2. Prioridades estratégicas que excluem o setor residencial:
- A priorização de setores como o turismo, a saúde e a produção de alimentos pode reduzir ainda mais a eletricidade disponível para o consumo doméstico, aumentando a frequência e a duração dos apagões nas casas.
3. Impacto indireto das medidas:
- Os ajustes trabalhistas e a redistribuição de horários entre os agentes econômicos também afetam trabalhadores que, na sua maioria, são cidadãos.
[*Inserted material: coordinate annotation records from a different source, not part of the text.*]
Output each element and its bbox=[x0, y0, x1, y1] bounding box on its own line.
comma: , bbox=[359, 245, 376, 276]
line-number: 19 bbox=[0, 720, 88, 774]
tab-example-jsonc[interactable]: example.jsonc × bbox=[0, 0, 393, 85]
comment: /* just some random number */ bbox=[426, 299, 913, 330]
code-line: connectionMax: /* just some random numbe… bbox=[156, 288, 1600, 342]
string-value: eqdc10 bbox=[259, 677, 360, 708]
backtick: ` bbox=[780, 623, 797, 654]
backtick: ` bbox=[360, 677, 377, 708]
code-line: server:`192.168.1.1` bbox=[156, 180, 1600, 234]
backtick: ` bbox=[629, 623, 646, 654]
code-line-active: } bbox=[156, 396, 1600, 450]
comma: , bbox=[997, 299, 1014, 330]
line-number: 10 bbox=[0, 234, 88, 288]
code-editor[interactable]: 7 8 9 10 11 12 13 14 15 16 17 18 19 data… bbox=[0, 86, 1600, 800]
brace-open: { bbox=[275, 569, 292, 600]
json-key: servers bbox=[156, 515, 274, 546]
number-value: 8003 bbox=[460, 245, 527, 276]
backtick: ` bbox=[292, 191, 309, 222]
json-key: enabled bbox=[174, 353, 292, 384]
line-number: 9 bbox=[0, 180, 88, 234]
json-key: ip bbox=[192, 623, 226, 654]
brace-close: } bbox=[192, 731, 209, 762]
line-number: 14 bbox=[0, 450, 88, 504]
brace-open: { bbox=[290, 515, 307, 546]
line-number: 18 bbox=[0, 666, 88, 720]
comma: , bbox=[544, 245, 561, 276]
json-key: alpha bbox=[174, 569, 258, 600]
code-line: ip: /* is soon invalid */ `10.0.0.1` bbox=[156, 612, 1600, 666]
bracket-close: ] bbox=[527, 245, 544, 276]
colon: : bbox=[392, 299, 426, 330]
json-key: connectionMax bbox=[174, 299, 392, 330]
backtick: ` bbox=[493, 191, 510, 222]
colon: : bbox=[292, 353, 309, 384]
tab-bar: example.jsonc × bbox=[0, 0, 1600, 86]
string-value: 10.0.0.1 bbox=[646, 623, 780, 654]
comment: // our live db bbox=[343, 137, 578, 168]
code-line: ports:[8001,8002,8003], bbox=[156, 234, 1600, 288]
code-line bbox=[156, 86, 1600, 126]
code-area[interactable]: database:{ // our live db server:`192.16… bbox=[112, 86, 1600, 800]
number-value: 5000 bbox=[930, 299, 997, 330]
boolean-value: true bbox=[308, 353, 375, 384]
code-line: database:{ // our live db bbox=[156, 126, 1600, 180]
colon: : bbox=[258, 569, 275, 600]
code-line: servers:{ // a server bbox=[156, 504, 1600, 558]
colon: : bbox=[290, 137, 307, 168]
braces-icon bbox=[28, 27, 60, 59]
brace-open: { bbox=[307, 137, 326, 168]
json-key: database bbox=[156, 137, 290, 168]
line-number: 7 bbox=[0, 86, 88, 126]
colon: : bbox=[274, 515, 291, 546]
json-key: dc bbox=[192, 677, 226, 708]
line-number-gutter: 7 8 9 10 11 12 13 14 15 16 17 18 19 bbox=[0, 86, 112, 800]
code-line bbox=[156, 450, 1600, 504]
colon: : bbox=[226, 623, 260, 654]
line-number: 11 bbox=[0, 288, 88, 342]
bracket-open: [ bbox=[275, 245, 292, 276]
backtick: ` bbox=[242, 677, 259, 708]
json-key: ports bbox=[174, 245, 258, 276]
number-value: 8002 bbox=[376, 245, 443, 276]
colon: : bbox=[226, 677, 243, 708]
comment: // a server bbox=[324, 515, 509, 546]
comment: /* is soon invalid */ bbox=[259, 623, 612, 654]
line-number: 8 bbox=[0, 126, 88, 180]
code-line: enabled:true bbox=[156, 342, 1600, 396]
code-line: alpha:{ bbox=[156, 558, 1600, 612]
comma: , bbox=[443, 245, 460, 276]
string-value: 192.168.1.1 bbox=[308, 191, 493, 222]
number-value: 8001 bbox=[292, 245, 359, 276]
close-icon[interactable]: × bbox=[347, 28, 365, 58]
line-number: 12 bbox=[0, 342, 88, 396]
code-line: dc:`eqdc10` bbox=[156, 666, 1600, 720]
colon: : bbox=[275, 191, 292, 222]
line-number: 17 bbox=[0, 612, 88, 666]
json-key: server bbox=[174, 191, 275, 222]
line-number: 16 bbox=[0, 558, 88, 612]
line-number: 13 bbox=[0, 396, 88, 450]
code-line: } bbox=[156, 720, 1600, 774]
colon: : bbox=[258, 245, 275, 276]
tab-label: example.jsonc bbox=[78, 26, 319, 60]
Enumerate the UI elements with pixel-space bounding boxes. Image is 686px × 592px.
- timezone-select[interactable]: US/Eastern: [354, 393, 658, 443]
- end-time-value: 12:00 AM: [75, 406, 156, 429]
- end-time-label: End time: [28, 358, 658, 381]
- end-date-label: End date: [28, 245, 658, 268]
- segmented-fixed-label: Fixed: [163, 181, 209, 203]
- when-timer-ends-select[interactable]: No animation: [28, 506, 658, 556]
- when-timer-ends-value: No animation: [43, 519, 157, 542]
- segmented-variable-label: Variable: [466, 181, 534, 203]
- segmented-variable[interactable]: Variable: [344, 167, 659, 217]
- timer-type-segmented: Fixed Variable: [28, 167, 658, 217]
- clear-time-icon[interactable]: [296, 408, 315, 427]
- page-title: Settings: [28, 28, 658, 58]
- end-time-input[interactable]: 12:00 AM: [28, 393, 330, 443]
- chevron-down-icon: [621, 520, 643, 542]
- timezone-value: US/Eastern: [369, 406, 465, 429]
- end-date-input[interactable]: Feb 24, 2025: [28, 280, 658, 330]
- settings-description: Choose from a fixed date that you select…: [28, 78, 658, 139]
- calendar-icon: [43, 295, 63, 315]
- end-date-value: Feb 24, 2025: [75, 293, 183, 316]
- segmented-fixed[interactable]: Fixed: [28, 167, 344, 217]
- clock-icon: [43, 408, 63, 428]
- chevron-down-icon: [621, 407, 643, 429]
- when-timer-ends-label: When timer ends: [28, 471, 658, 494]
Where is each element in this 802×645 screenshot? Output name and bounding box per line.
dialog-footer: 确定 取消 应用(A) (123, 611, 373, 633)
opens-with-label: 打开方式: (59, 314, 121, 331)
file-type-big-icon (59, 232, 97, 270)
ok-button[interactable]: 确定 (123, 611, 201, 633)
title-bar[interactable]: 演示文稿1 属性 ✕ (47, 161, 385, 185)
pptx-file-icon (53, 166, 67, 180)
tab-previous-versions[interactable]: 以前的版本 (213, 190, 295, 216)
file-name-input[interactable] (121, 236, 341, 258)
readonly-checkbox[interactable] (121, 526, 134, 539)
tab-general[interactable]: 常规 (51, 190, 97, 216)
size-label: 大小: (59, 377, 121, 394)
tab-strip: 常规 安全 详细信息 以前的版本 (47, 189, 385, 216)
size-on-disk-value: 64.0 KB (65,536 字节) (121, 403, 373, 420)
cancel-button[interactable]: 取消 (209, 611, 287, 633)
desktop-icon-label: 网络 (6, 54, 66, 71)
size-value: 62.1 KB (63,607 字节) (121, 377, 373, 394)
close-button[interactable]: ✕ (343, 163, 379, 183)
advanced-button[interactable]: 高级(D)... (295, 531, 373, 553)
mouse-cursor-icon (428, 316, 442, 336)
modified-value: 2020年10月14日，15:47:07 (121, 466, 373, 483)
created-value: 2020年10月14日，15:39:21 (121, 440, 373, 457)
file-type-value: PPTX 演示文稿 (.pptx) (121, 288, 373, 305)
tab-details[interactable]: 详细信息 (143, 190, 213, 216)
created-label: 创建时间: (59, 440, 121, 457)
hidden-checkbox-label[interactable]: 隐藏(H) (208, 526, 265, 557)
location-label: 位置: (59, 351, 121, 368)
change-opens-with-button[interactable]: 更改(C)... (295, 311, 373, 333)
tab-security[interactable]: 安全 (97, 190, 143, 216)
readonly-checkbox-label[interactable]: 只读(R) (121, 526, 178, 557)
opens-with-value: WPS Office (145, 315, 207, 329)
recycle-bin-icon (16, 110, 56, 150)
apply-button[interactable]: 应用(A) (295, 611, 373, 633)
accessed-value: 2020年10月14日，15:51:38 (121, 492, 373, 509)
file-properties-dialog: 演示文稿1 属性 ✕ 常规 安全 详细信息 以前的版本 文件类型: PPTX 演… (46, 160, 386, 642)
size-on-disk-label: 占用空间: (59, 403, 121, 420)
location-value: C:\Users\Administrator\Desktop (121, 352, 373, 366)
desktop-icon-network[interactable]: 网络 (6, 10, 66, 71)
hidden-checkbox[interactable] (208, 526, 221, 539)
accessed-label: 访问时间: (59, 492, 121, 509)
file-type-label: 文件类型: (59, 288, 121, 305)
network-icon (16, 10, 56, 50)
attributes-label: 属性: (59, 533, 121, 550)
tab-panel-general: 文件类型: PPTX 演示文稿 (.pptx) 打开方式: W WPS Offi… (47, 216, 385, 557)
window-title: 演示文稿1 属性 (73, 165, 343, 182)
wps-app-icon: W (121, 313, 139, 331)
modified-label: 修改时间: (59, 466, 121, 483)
Mudanças em suas rotinas laborais têm um impacto no funcionamento geral da sociedade.
Razão da comunicação em massa para a população
A orientação para que a UNE mantenha a população informada através dos meios de comunicação de massa (Artigo 40.5) sugere uma expectativa de impacto na população, embora o decreto não declare isso de forma explícita.
Isso pode ser interpretado de duas perspectivas:
- Reconhecimento implícito do impacto generalizado: Informar a população por meio de meios de comunicação em massa confirma que as medidas não estão restritas ao âmbito empresarial. Se a população não estivesse envolvida, a comunicação poderia se limitar aos agentes econômicos por meio de canais diretos.
- Controle social e manejo de expectativas: Informar publicamente sobre as medidas busca evitar surpresas e gerenciar as reações da população. Em um contexto de crise, o regime pretende manter a percepção de transparência e minimizar as tensões sociais ao explicar as razões das afetações.
Em um contexto de geração insuficiente e um SEN obsoleto, o déficit energético não pode ser gerido sem afetar o consumo residencial. Por isso, embora não sejam estabelecidas medidas diretas para os lares, estes sofrem as consequências indiretas.
Conclusão: Um decreto que afeta a todos
O Decreto 110/2024 exemplifica como uma regulamentação voltada para os agentes econômicos tem um impacto inevitável na população em geral.
Ao priorizar setores estratégicos e centralizar a tomada de decisões, o governo cubano busca mitigar uma crise energética sem precedentes.
No entanto, as medidas descritas e a comunicação em massa necessária refletem que os lares também serão protagonistas dessa contingência, enfrentando apagões, limitações nos serviços básicos e novas tensões em sua vida cotidiana.
Portanto, o decreto mistura elementos de controle técnico com uma narrativa política para gerenciar tanto a crise quanto seu impacto social.
Em última instância, este decreto não apenas regula uma crise energética, mas redefine as condições de vida de todos os cubanos, evidenciando as limitações do sistema elétrico e as profundas interconexões entre economia e sociedade.